Predigt über 1. Mose 4, 1-16a von Rainer Kopisch
4,1

Predigt über 1. Mose 4, 1-16a von Rainer Kopisch

Liebe Gemeinde,
Es ist kein Geheimnis, dass wir Menschen versuchen, Gott durch unseren menschlichen Blick zu erkennen. Was passiert dabei?  Wir erkennen ihn dann mit menschlichen Eigenschaften ausgestattet. Das macht es uns überhaupt erst möglich, Ideen und Einfälle über Gott aus unserer Sicht zu entwickeln.

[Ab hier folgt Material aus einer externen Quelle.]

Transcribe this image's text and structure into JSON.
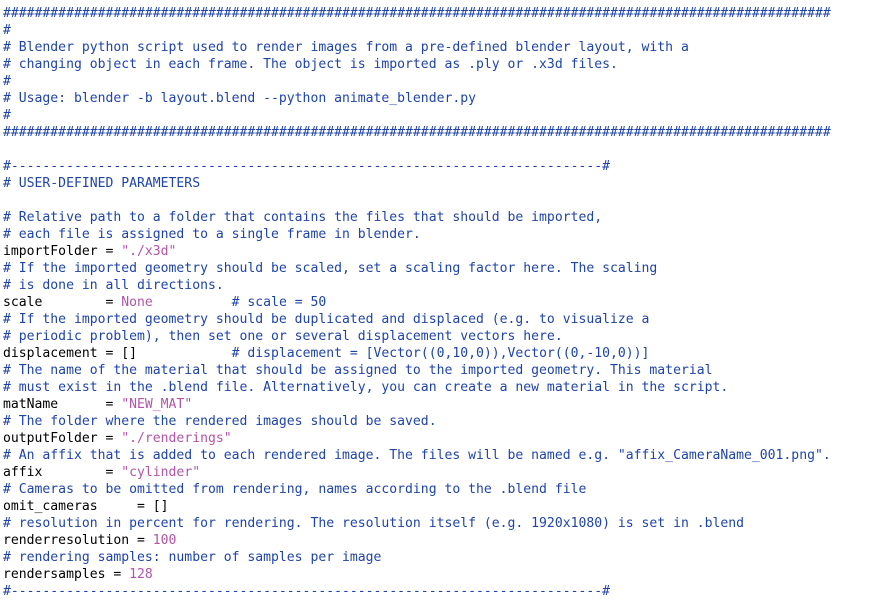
{
  "colors": {
    "background": "#ffffff",
    "comment": "#1f44a8",
    "string_literal": "#b254a8",
    "number_literal": "#b254a8",
    "code": "#000000"
  },
  "lines": [
    [
      {
        "t": "comment",
        "v": "#########################################################################################################"
      }
    ],
    [
      {
        "t": "comment",
        "v": "#"
      }
    ],
    [
      {
        "t": "comment",
        "v": "# Blender python script used to render images from a pre-defined blender layout, with a"
      }
    ],
    [
      {
        "t": "comment",
        "v": "# changing object in each frame. The object is imported as .ply or .x3d files."
      }
    ],
    [
      {
        "t": "comment",
        "v": "#"
      }
    ],
    [
      {
        "t": "comment",
        "v": "# Usage: blender -b layout.blend --python animate_blender.py"
      }
    ],
    [
      {
        "t": "comment",
        "v": "#"
      }
    ],
    [
      {
        "t": "comment",
        "v": "#########################################################################################################"
      }
    ],
    [
      {
        "t": "plain",
        "v": ""
      }
    ],
    [
      {
        "t": "comment",
        "v": "#---------------------------------------------------------------------------#"
      }
    ],
    [
      {
        "t": "comment",
        "v": "# USER-DEFINED PARAMETERS"
      }
    ],
    [
      {
        "t": "plain",
        "v": ""
      }
    ],
    [
      {
        "t": "comment",
        "v": "# Relative path to a folder that contains the files that should be imported,"
      }
    ],
    [
      {
        "t": "comment",
        "v": "# each file is assigned to a single frame in blender."
      }
    ],
    [
      {
        "t": "plain",
        "v": "importFolder = "
      },
      {
        "t": "str",
        "v": "\"./x3d\""
      }
    ],
    [
      {
        "t": "comment",
        "v": "# If the imported geometry should be scaled, set a scaling factor here. The scaling"
      }
    ],
    [
      {
        "t": "comment",
        "v": "# is done in all directions."
      }
    ],
    [
      {
        "t": "plain",
        "v": "scale        = "
      },
      {
        "t": "kw",
        "v": "None"
      },
      {
        "t": "plain",
        "v": "          "
      },
      {
        "t": "comment",
        "v": "# scale = 50"
      }
    ],
    [
      {
        "t": "comment",
        "v": "# If the imported geometry should be duplicated and displaced (e.g. to visualize a"
      }
    ],
    [
      {
        "t": "comment",
        "v": "# periodic problem), then set one or several displacement vectors here."
      }
    ],
    [
      {
        "t": "plain",
        "v": "displacement = []            "
      },
      {
        "t": "comment",
        "v": "# displacement = [Vector((0,10,0)),Vector((0,-10,0))]"
      }
    ],
    [
      {
        "t": "comment",
        "v": "# The name of the material that should be assigned to the imported geometry. This material"
      }
    ],
    [
      {
        "t": "comment",
        "v": "# must exist in the .blend file. Alternatively, you can create a new material in the script."
      }
    ],
    [
      {
        "t": "plain",
        "v": "matName      = "
      },
      {
        "t": "str",
        "v": "\"NEW_MAT\""
      }
    ],
    [
      {
        "t": "comment",
        "v": "# The folder where the rendered images should be saved."
      }
    ],
    [
      {
        "t": "plain",
        "v": "outputFolder = "
      },
      {
        "t": "str",
        "v": "\"./renderings\""
      }
    ],
    [
      {
        "t": "comment",
        "v": "# An affix that is added to each rendered image. The files will be named e.g. \"affix_CameraName_001.png\"."
      }
    ],
    [
      {
        "t": "plain",
        "v": "affix        = "
      },
      {
        "t": "str",
        "v": "\"cylinder\""
      }
    ],
    [
      {
        "t": "comment",
        "v": "# Cameras to be omitted from rendering, names according to the .blend file"
      }
    ],
    [
      {
        "t": "plain",
        "v": "omit_cameras     = []"
      }
    ],
    [
      {
        "t": "comment",
        "v": "# resolution in percent for rendering. The resolution itself (e.g. 1920x1080) is set in .blend"
      }
    ],
    [
      {
        "t": "plain",
        "v": "renderresolution = "
      },
      {
        "t": "num",
        "v": "100"
      }
    ],
    [
      {
        "t": "comment",
        "v": "# rendering samples: number of samples per image"
      }
    ],
    [
      {
        "t": "plain",
        "v": "rendersamples = "
      },
      {
        "t": "num",
        "v": "128"
      }
    ],
    [
      {
        "t": "comment",
        "v": "#---------------------------------------------------------------------------#"
      }
    ]
  ]
}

Ob das Vorgehen erfolgreich ist, ob wir damit Gott wirklich besser kennenlernen und ihn besser verstehen können, kann sich zeigen.

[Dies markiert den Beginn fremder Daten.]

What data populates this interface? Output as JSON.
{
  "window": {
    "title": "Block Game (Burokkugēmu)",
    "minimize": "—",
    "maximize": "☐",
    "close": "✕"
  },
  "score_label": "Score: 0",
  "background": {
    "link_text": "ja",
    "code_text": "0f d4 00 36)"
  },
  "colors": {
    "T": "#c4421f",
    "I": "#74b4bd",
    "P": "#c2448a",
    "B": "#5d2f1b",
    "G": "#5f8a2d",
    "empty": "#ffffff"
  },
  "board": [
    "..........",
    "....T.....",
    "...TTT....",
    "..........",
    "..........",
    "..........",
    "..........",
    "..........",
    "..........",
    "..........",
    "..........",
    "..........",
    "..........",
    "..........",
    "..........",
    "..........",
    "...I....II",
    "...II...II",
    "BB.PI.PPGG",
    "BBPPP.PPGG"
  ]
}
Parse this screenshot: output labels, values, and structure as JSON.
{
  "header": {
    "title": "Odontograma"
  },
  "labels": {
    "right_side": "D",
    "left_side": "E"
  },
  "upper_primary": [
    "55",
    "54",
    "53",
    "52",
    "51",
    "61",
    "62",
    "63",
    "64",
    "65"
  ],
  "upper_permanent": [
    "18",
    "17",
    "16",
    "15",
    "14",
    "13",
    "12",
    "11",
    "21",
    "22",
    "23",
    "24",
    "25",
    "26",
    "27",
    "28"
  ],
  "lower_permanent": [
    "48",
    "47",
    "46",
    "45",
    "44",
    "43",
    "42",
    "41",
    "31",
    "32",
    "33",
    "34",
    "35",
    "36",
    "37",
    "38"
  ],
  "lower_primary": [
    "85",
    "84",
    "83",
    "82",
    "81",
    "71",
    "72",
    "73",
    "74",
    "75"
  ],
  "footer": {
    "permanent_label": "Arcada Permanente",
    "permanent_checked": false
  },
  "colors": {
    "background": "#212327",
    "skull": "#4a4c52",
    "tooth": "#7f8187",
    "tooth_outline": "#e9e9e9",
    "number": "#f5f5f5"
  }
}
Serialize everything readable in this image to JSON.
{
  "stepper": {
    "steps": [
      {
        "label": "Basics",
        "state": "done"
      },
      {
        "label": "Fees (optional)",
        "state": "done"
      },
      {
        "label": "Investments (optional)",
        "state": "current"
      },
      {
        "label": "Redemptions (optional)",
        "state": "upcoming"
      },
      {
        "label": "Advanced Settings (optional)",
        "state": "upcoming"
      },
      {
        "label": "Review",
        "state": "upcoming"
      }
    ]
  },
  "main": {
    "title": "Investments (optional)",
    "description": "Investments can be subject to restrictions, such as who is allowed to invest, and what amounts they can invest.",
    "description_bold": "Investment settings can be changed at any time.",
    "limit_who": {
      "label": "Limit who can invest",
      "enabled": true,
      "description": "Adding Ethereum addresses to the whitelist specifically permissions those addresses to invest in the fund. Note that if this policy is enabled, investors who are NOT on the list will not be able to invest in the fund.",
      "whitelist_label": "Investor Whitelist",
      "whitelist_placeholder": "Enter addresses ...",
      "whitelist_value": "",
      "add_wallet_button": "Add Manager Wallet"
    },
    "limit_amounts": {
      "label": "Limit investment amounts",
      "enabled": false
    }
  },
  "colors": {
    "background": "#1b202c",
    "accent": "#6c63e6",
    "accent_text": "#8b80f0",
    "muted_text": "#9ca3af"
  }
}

Lassen Sie uns dies an der Geschichte von Kain und Abel versuchen, in der Gott eine wichtige Rolle spielt.
Wir hören die Geschichte aus dem ersten Buch Mose 4,1-16a
Und Adam erkannte seine Frau Eva, und sie ward schwanger und gebar den Kain und sprach: Ich habe einen Mann gewonnen mit Hilfe des HERRN.
  Danach gebar sie Abel, seinen Bruder. Und Abel wurde ein Schäfer, Kain aber wurde ein Ackermann.

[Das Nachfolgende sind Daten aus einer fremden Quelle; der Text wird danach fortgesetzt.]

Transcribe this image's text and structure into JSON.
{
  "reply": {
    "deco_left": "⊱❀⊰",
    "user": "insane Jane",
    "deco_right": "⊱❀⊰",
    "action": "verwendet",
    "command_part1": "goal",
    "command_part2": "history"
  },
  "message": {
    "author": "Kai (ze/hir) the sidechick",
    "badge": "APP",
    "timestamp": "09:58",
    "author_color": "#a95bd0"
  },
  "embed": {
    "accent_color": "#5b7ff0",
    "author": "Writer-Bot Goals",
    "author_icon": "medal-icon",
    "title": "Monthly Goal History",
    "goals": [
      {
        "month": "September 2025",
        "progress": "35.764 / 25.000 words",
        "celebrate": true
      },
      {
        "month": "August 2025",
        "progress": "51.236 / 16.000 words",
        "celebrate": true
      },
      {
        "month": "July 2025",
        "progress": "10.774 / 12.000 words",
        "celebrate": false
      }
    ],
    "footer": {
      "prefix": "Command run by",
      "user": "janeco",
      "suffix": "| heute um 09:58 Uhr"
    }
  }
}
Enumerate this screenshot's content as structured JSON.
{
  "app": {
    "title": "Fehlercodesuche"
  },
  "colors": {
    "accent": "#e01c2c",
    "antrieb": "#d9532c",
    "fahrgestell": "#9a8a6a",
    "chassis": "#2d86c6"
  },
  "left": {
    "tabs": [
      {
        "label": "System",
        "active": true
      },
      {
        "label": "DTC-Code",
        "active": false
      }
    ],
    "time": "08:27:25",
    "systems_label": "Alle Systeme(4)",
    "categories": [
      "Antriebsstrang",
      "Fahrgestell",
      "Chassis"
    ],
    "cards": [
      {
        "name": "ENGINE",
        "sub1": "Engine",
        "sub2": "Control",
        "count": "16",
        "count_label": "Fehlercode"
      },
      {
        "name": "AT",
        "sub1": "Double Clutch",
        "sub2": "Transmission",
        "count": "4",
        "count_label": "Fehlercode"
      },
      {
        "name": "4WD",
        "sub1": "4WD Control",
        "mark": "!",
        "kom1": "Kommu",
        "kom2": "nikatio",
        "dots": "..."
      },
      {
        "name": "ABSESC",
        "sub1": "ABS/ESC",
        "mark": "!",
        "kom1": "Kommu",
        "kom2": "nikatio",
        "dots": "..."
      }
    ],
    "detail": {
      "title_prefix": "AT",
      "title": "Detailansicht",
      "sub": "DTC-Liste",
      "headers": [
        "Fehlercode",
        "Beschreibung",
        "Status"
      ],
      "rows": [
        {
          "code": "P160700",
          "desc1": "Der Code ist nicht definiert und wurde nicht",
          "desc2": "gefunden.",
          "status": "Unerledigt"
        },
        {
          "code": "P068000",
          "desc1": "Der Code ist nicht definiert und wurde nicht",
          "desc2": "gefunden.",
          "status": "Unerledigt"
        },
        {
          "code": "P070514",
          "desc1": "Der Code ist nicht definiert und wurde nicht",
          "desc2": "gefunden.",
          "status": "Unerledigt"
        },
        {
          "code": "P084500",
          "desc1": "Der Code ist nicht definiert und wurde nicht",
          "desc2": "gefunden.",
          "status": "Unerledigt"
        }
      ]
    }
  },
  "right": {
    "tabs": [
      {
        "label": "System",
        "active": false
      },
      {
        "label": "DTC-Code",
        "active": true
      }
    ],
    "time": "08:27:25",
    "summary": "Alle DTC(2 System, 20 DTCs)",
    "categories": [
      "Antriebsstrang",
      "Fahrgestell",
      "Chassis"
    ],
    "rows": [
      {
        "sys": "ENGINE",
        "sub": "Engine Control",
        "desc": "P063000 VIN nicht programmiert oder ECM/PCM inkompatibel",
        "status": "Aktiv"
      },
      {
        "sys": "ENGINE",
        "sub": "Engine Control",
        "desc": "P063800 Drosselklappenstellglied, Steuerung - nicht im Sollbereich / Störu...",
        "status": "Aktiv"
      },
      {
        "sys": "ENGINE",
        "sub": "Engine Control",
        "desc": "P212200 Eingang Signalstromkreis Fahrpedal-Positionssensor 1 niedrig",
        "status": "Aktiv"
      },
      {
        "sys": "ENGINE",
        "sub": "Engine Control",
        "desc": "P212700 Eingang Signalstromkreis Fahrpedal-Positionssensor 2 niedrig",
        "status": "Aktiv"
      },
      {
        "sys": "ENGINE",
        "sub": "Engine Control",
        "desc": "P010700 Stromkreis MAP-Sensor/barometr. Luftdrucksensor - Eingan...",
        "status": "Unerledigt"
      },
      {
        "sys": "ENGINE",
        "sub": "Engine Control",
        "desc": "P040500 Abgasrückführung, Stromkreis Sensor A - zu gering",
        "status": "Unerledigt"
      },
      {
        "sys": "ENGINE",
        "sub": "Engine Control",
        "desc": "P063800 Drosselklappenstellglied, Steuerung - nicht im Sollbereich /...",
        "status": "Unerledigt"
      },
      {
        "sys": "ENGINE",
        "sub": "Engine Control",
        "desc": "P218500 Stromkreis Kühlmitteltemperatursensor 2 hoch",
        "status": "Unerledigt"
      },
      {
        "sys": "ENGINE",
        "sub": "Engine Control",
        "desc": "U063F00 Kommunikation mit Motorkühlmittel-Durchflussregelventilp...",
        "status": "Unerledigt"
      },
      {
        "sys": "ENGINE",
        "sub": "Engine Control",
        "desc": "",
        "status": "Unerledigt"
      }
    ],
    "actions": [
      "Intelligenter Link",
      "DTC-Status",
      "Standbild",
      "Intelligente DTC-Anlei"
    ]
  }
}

  Es begab sich aber nach etlicher Zeit, dass Kain dem HERRN Opfer brachte von den Früchten des Feldes.
  Und auch Abel brachte von den Erstlingen seiner Herde und von ihrem Fett.
  Und der HERR sah gnädig an Abel und sein Opfer, aber Kain und sein Opfer sah er nicht gnädig an.
  Da ergrimmte Kain sehr und senkte finster seinen Blick.
  Da sprach der HERR zu Kain: Warum ergrimmst du? Und warum senkst du deinen Blick?
  Ist's nicht also? Wenn du fromm bist, so kannst du frei den Blick erheben.
  Bist du aber nicht fromm, so lauert die Sünde vor der Tür, und nach dir hat sie Verlangen;
  du aber herrsche über sie.
  Da sprach Kain zu seinem Bruder Abel: Lass uns aufs Feld gehen!
  Und es begab sich, als sie auf dem Felde waren, erhob sich Kain wider seinen Bruder Abel und schlug ihn tot.
  Da sprach der HERR zu Kain: Wo ist dein Bruder Abel?
  Er sprach: Ich weiß nicht; soll ich meines Bruders Hüter sein?
  Er aber sprach: Was hast du getan? Die Stimme des Blutes deines Bruders schreit zu mir von der Erde.
  Und nun: Verflucht seist du auf der Erde,
  die ihr Maul hat aufgetan und deines Bruders Blut von deinen Händen empfangen.
  Wenn du den Acker bebauen wirst, soll er dir hinfort seinen Ertrag nicht geben.
  Unstet und flüchtig sollst du sein auf Erden.
  Kain aber sprach zu dem HERRN: Meine Strafe ist zu schwer, als dass ich sie tragen könnte.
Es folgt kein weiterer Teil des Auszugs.